As a first step, in this task, we want to scope the project in more detail. Specifically, we would like to get a better overview of potential approaches for implementation.

  • Reviewing recent literature
  • Reviewing existing models for text summarization and text simplification and comparing with available infrastructure on, e.g., LiftWing, to train/host model
  • Reviewing approaches for evaluation
  • Identify relevant benchmark/evaluation datasets
  • From the above, synthetize a work-plan for implementing and testing an exploratory model for simplification

Event Timeline

weekly update

  • discussed with Ilias from ML Team about current and planned options for hosting LLMs in LiftWing (e.g. Bloom T333861)
  • started to read through some recent papers on text simplification using Wikipedia data

weekly update:

  • reviewed a bunch of papers on text simplification with focus on document-level simplification (in contrast to only sentence-level simplification which has been much more widely studied but is less relevant for our use case).

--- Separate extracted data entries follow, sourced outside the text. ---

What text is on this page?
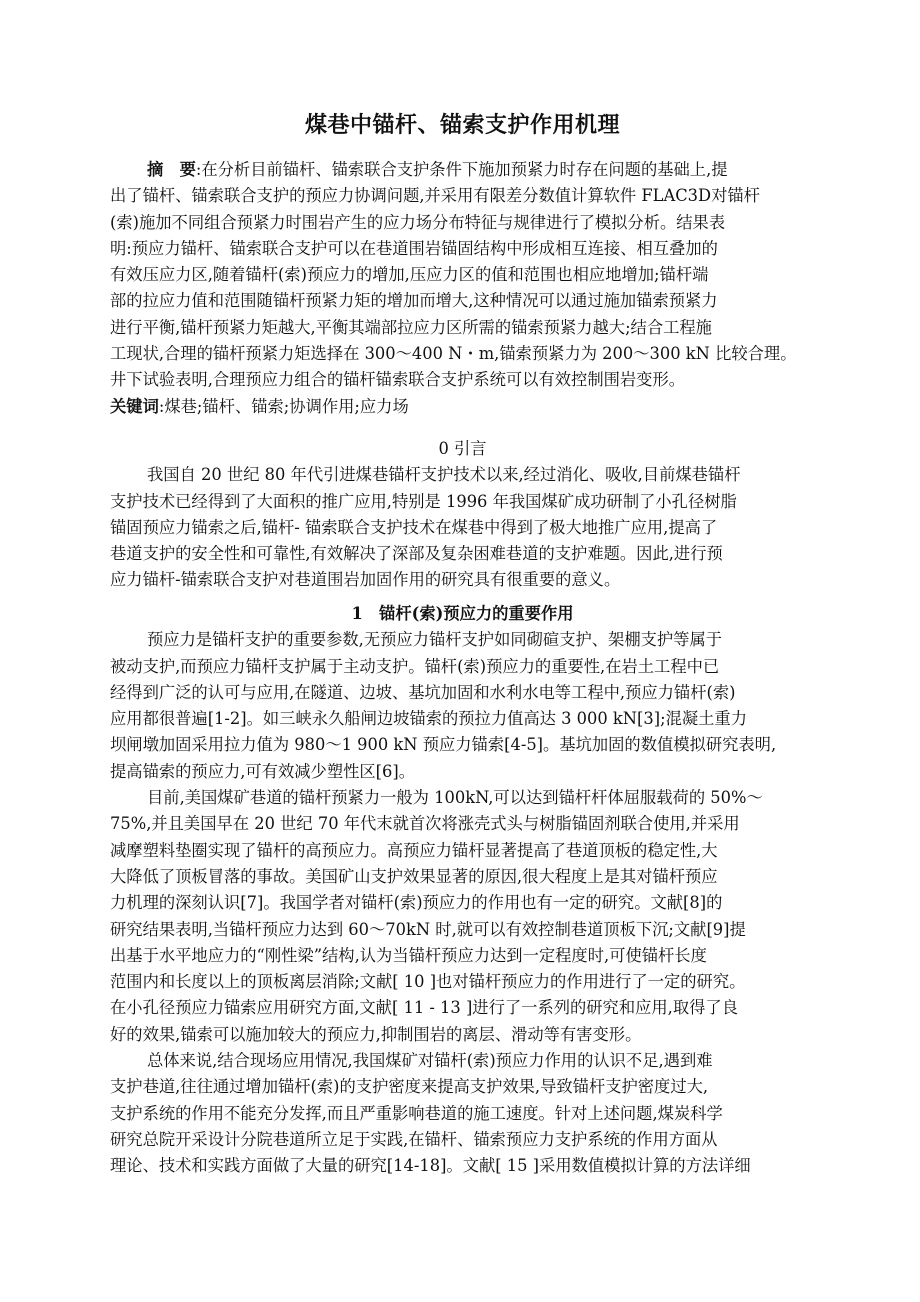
煤巷中锚杆、锚索支护作用机理
摘　要:在分析目前锚杆、锚索联合支护条件下施加预紧力时存在问题的基础上,提
出了锚杆、锚索联合支护的预应力协调问题,并采用有限差分数值计算软件 FLAC3D对锚杆
(索)施加不同组合预紧力时围岩产生的应力场分布特征与规律进行了模拟分析。结果表
明:预应力锚杆、锚索联合支护可以在巷道围岩锚固结构中形成相互连接、相互叠加的
有效压应力区,随着锚杆(索)预应力的增加,压应力区的值和范围也相应地增加;锚杆端
部的拉应力值和范围随锚杆预紧力矩的增加而增大,这种情况可以通过施加锚索预紧力
进行平衡,锚杆预紧力矩越大,平衡其端部拉应力区所需的锚索预紧力越大;结合工程施
工现状,合理的锚杆预紧力矩选择在 300～400 N・m,锚索预紧力为 200～300 kN 比较合理。
井下试验表明,合理预应力组合的锚杆锚索联合支护系统可以有效控制围岩变形。
关键词:煤巷;锚杆、锚索;协调作用;应力场
0 引言
我国自 20 世纪 80 年代引进煤巷锚杆支护技术以来,经过消化、吸收,目前煤巷锚杆
支护技术已经得到了大面积的推广应用,特别是 1996 年我国煤矿成功研制了小孔径树脂
锚固预应力锚索之后,锚杆- 锚索联合支护技术在煤巷中得到了极大地推广应用,提高了
巷道支护的安全性和可靠性,有效解决了深部及复杂困难巷道的支护难题。因此,进行预
应力锚杆-锚索联合支护对巷道围岩加固作用的研究具有很重要的意义。
1　锚杆(索)预应力的重要作用
预应力是锚杆支护的重要参数,无预应力锚杆支护如同砌碹支护、架棚支护等属于
被动支护,而预应力锚杆支护属于主动支护。锚杆(索)预应力的重要性,在岩土工程中已
经得到广泛的认可与应用,在隧道、边坡、基坑加固和水利水电等工程中,预应力锚杆(索)
应用都很普遍[1-2]。如三峡永久船闸边坡锚索的预拉力值高达 3 000 kN[3];混凝土重力
坝闸墩加固采用拉力值为 980～1 900 kN 预应力锚索[4-5]。基坑加固的数值模拟研究表明,
提高锚索的预应力,可有效减少塑性区[6]。
目前,美国煤矿巷道的锚杆预紧力一般为 100kN,可以达到锚杆杆体屈服载荷的 50%～
75%,并且美国早在 20 世纪 70 年代末就首次将涨壳式头与树脂锚固剂联合使用,并采用
减摩塑料垫圈实现了锚杆的高预应力。高预应力锚杆显著提高了巷道顶板的稳定性,大
大降低了顶板冒落的事故。美国矿山支护效果显著的原因,很大程度上是其对锚杆预应
力机理的深刻认识[7]。我国学者对锚杆(索)预应力的作用也有一定的研究。文献[8]的
研究结果表明,当锚杆预应力达到 60～70kN 时,就可以有效控制巷道顶板下沉;文献[9]提
出基于水平地应力的“刚性梁”结构,认为当锚杆预应力达到一定程度时,可使锚杆长度
范围内和长度以上的顶板离层消除;文献[ 10 ]也对锚杆预应力的作用进行了一定的研究。
在小孔径预应力锚索应用研究方面,文献[ 11 - 13 ]进行了一系列的研究和应用,取得了良
好的效果,锚索可以施加较大的预应力,抑制围岩的离层、滑动等有害变形。
总体来说,结合现场应用情况,我国煤矿对锚杆(索)预应力作用的认识不足,遇到难
支护巷道,往往通过增加锚杆(索)的支护密度来提高支护效果,导致锚杆支护密度过大,
支护系统的作用不能充分发挥,而且严重影响巷道的施工速度。针对上述问题,煤炭科学
研究总院开采设计分院巷道所立足于实践,在锚杆、锚索预应力支护系统的作用方面从
理论、技术和实践方面做了大量的研究[14-18]。文献[ 15 ]采用数值模拟计算的方法详细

This gave a good overview on
    • how to evaluate (benchmarks such as D-Wikipedia, evaluation metrics such as SARI )
    • proposed solutions (especially those that are multilingual and have long-enough context windows)
    • different facets of simplification that are relevant for human evaluation: in addition to simplification of the text, it is also important to consider preservation of meaning and whether it is still grammatical
  • as a next step I will take a closer look on the available models

weekly update:

  • organized documentation of project
  • Read in more detail through available models for simplification:
    • One of the most promising models is the recently released mlongT5 models: multilingual (~100 languages), accepts longer input sequences which is crucial for the simplification task on paragraph/section level (beyond the sentence level), moderate size so seems realistic we can train and run in our current infrastructure, has been successfully used (i.e. fine-tuned) in summarization tasks.
    • Reference: Uthus, D., Ontañón, S., Ainslie, J., & Guo, M. (2023). mLongT5: A Multilingual and Efficient Text-To-Text Transformer for Longer Sequences. In arXiv [cs.CL]. arXiv. http://arxiv.org/abs/2305.11129
  • Read in more detail about how to systematically evaluate simplification systems:
    • Standard way to quantify the degree of simplification is SARI-score; correlates reasonably well with human judgement
    • For simplification systems, we also need to ensure grammaticality and meaning preservation. It was was that BLEU-score from translation shows the highest correlation with human judgement on these dimensions
    • Both scores require parallel corpora (original vs simplified text)
    • Reference: Xu, W., Napoles, C., Pavlick, E., Chen, Q., & Callison-Burch, C. (2016). Optimizing statistical machine translation for text simplification. Transactions of the Association for Computational Linguistics, 4, 401–415. https://doi.org/10.1162/tacl_a_00107

weekly update:

  • Identified existing benchmarks focusing on document-level simplification. there are tons of datasets on sentence-level simplification (see, e.g., Data-Driven Sentence Simplification: Survey and Benchmark but that is not relevant for our use-case. For the task of document-level simplification, I identified only two variants of an English dataset based on Simple Wikipedia (SWiPE, D-Wikipedia). The corresponding papers provide baselines for the performance of simplification models on these datasets.
  • In the context of measuring readability (though not applied on a simplification task), I came across Klexikon (German) and Vikidia (only English, French). Thus, there are no simplifcation baselines available for these datasets.
  • Our datasets from the multilingual readability project cover those datasets as well (with slightly different pre-processing) but provide document-aligned simplifcation datasets for 10 additional languages https://meta.wikimedia.org/wiki/Research:Multilingual_Readability_Research/Evaluation_multilingual_model#Data

weekly update:

  • started writing synthesis from literature review on text simplification (tasks, data, evaluation, models, etc).